The Alameda County Registrar of Voters is still counting ballots from Tuesday's election. The top two vote-getters in this race will advance to the general election in November — here's what the counts are looking like:
According to the Alameda Post, the day after the election:
[Tony Daysog] issued a statement saying, “what Congressmember Barbara Lee said last night bears repeating as it is applicable to my situation: ‘Part of the process is allowing the time for every ballot cast—every voice—to be counted.’”
Barbara Lee speaks for [Tony]!
But, leaving aside my little attempt at wittiness to adjust that slogan, Lee actually endorsed Lateefah Simon in this Democratic Party.

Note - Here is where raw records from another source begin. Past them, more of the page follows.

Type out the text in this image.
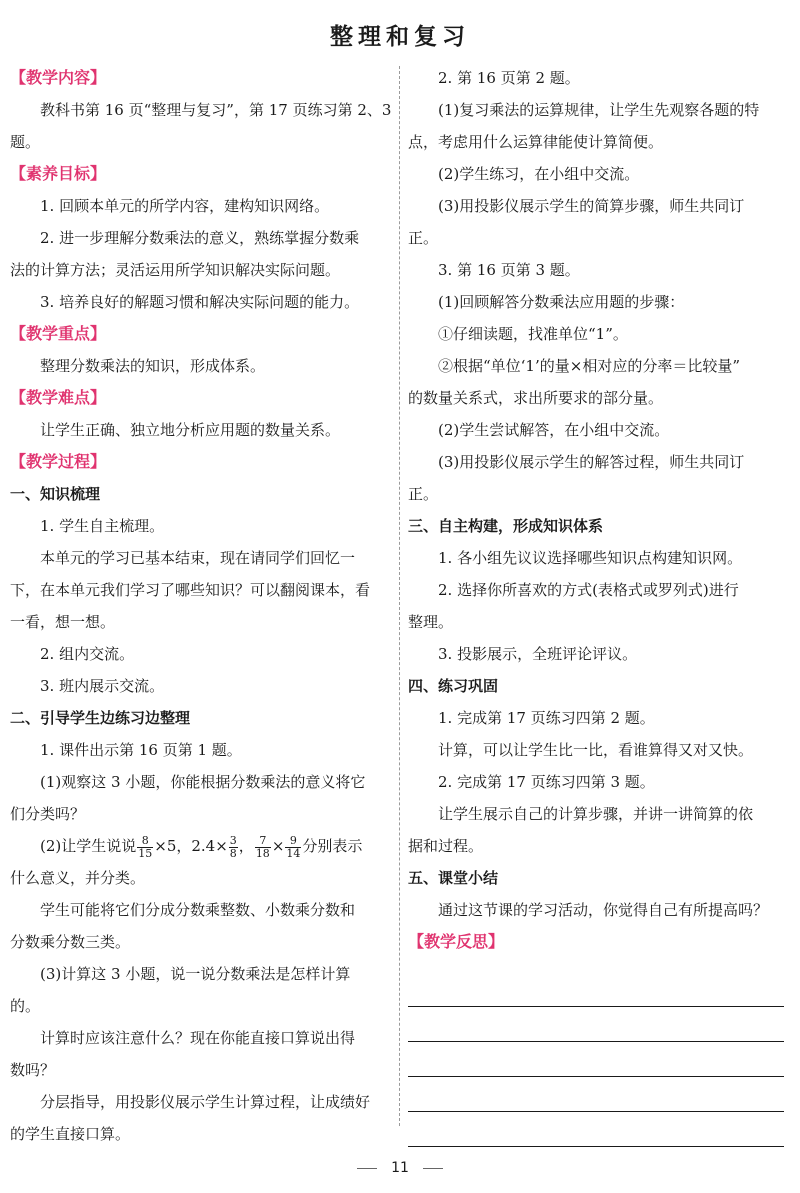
整理和复习
【教学内容】
教科书第 16 页“整理与复习”，第 17 页练习第 2、3
题。
【素养目标】
1. 回顾本单元的所学内容，建构知识网络。
2. 进一步理解分数乘法的意义，熟练掌握分数乘
法的计算方法；灵活运用所学知识解决实际问题。
3. 培养良好的解题习惯和解决实际问题的能力。
【教学重点】
整理分数乘法的知识，形成体系。
【教学难点】
让学生正确、独立地分析应用题的数量关系。
【教学过程】
一、知识梳理
1. 学生自主梳理。
本单元的学习已基本结束，现在请同学们回忆一
下，在本单元我们学习了哪些知识？可以翻阅课本，看
一看，想一想。
2. 组内交流。
3. 班内展示交流。
二、引导学生边练习边整理
1. 课件出示第 16 页第 1 题。
(1)观察这 3 小题，你能根据分数乘法的意义将它
们分类吗？
(2)让学生说说 $\frac{8}{15} \times 5$，$2.4\times \frac{3}{8}$ ， $\frac{7}{18} \times \frac{9}{14}$ 分别表示
什么意义，并分类。
学生可能将它们分成分数乘整数、小数乘分数和
分数乘分数三类。
(3)计算这 3 小题，说一说分数乘法是怎样计算
的。
计算时应该注意什么？现在你能直接口算说出得
数吗？
分层指导，用投影仪展示学生计算过程，让成绩好
的学生直接口算。
2. 第 16 页第 2 题。
(1)复习乘法的运算规律，让学生先观察各题的特
点，考虑用什么运算律能使计算简便。
(2)学生练习，在小组中交流。
(3)用投影仪展示学生的简算步骤，师生共同订
正。
3. 第 16 页第 3 题。
(1)回顾解答分数乘法应用题的步骤：
①仔细读题，找准单位“1”。
②根据“单位‘1’的量×相对应的分率＝比较量”
的数量关系式，求出所要求的部分量。
(2)学生尝试解答，在小组中交流。
(3)用投影仪展示学生的解答过程，师生共同订
正。
三、自主构建，形成知识体系
1. 各小组先议议选择哪些知识点构建知识网。
2. 选择你所喜欢的方式(表格式或罗列式)进行
整理。
3. 投影展示，全班评论评议。
四、练习巩固
1. 完成第 17 页练习四第 2 题。
计算，可以让学生比一比，看谁算得又对又快。
2. 完成第 17 页练习四第 3 题。
让学生展示自己的计算步骤，并讲一讲简算的依
据和过程。
五、课堂小结
通过这节课的学习活动，你觉得自己有所提高吗？
【教学反思】
11
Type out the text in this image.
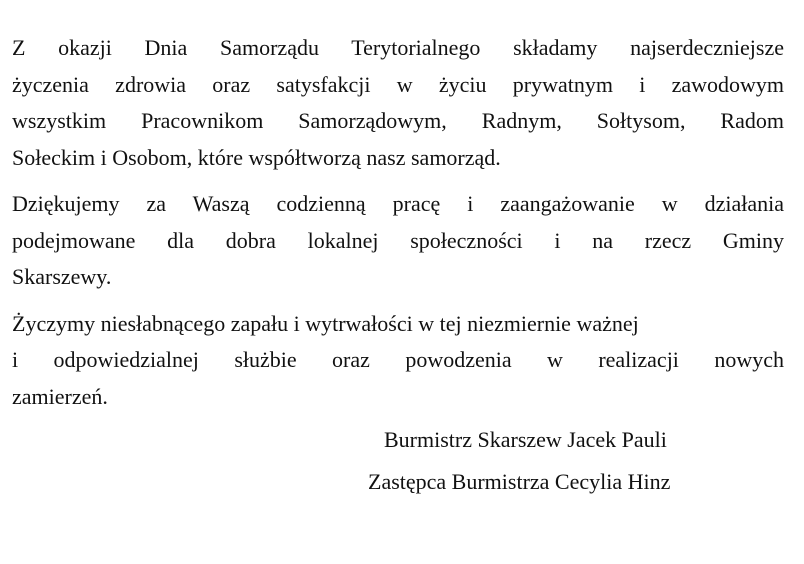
Z okazji Dnia Samorządu Terytorialnego składamy najserdeczniejsze
życzenia zdrowia oraz satysfakcji w życiu prywatnym i zawodowym
wszystkim Pracownikom Samorządowym, Radnym, Sołtysom, Radom
Sołeckim i Osobom, które współtworzą nasz samorząd.

Dziękujemy za Waszą codzienną pracę i zaangażowanie w działania
podejmowane dla dobra lokalnej społeczności i na rzecz Gminy
Skarszewy.

Życzymy niesłabnącego zapału i wytrwałości w tej niezmiernie ważnej
i odpowiedzialnej służbie oraz powodzenia w realizacji nowych
zamierzeń.

Burmistrz Skarszew Jacek Pauli
Zastępca Burmistrza Cecylia Hinz
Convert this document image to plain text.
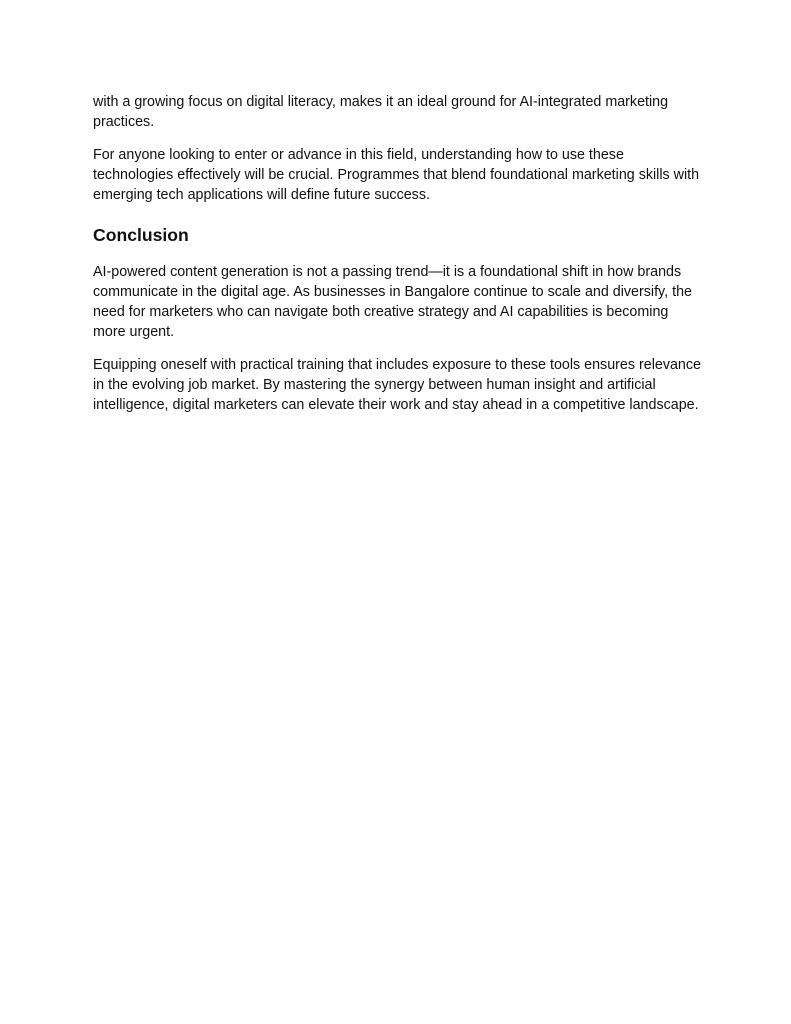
with a growing focus on digital literacy, makes it an ideal ground for AI-integrated marketing
practices.

For anyone looking to enter or advance in this field, understanding how to use these
technologies effectively will be crucial. Programmes that blend foundational marketing skills with
emerging tech applications will define future success.

Conclusion

AI-powered content generation is not a passing trend—it is a foundational shift in how brands
communicate in the digital age. As businesses in Bangalore continue to scale and diversify, the
need for marketers who can navigate both creative strategy and AI capabilities is becoming
more urgent.

Equipping oneself with practical training that includes exposure to these tools ensures relevance
in the evolving job market. By mastering the synergy between human insight and artificial
intelligence, digital marketers can elevate their work and stay ahead in a competitive landscape.
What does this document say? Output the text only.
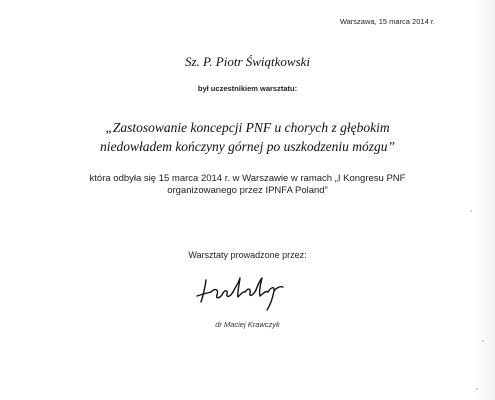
Warszawa, 15 marca 2014 r.
Sz. P. Piotr Świątkowski
był uczestnikiem warsztatu:
„Zastosowanie koncepcji PNF u chorych z głębokim
niedowładem kończyny górnej po uszkodzeniu mózgu”
która odbyła się 15 marca 2014 r. w Warszawie w ramach „I Kongresu PNF
organizowanego przez IPNFA Poland”
Warsztaty prowadzone przez:
dr Maciej Krawczyk
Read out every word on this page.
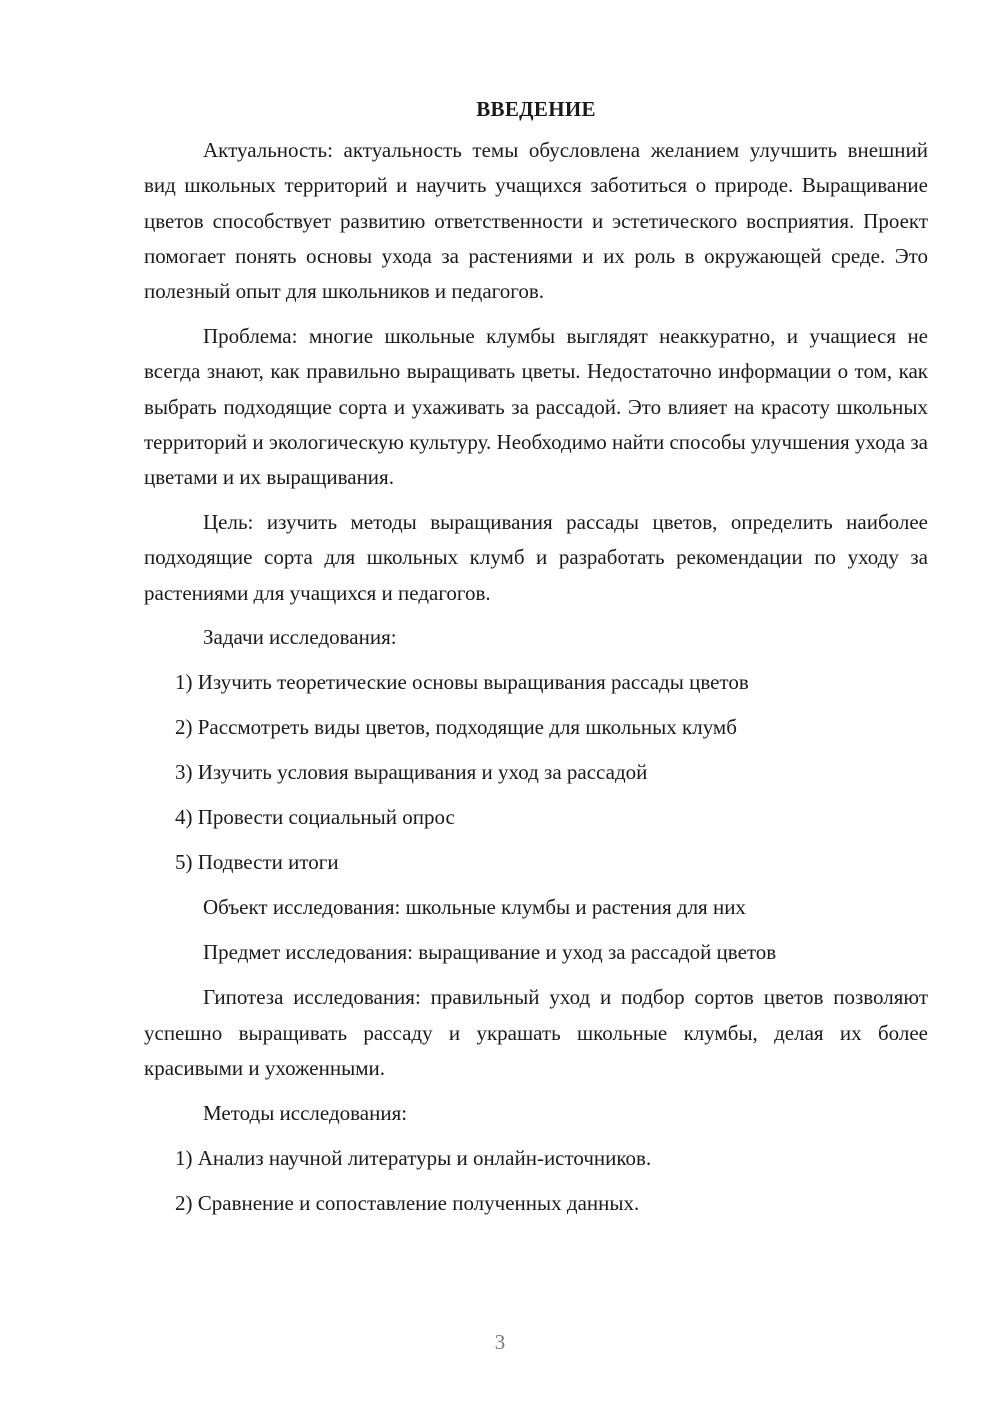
ВВЕДЕНИЕ
Актуальность: актуальность темы обусловлена желанием улучшить внешний вид школьных территорий и научить учащихся заботиться о природе. Выращивание цветов способствует развитию ответственности и эстетического восприятия. Проект помогает понять основы ухода за растениями и их роль в окружающей среде. Это полезный опыт для школьников и педагогов.
Проблема: многие школьные клумбы выглядят неаккуратно, и учащиеся не всегда знают, как правильно выращивать цветы. Недостаточно информации о том, как выбрать подходящие сорта и ухаживать за рассадой. Это влияет на красоту школьных территорий и экологическую культуру. Необходимо найти способы улучшения ухода за цветами и их выращивания.
Цель: изучить методы выращивания рассады цветов, определить наиболее подходящие сорта для школьных клумб и разработать рекомендации по уходу за растениями для учащихся и педагогов.
Задачи исследования:
1) Изучить теоретические основы выращивания рассады цветов
2) Рассмотреть виды цветов, подходящие для школьных клумб
3) Изучить условия выращивания и уход за рассадой
4) Провести социальный опрос
5) Подвести итоги
Объект исследования: школьные клумбы и растения для них
Предмет исследования: выращивание и уход за рассадой цветов
Гипотеза исследования: правильный уход и подбор сортов цветов позволяют успешно выращивать рассаду и украшать школьные клумбы, делая их более красивыми и ухоженными.
Методы исследования:
1) Анализ научной литературы и онлайн-источников.
2) Сравнение и сопоставление полученных данных.
3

And whether the final count of primary votes shows Jennifer Tran (a CSU East Bay professor with some experience with some Oakland non-profits) or Tony Daysog in 2nd place, Lateefah Simon's great lead suggests that she's well on her way to winning the general election in November — and becoming part of the Bay Area's next generation of powerful, experienced, and female Congressional representatives.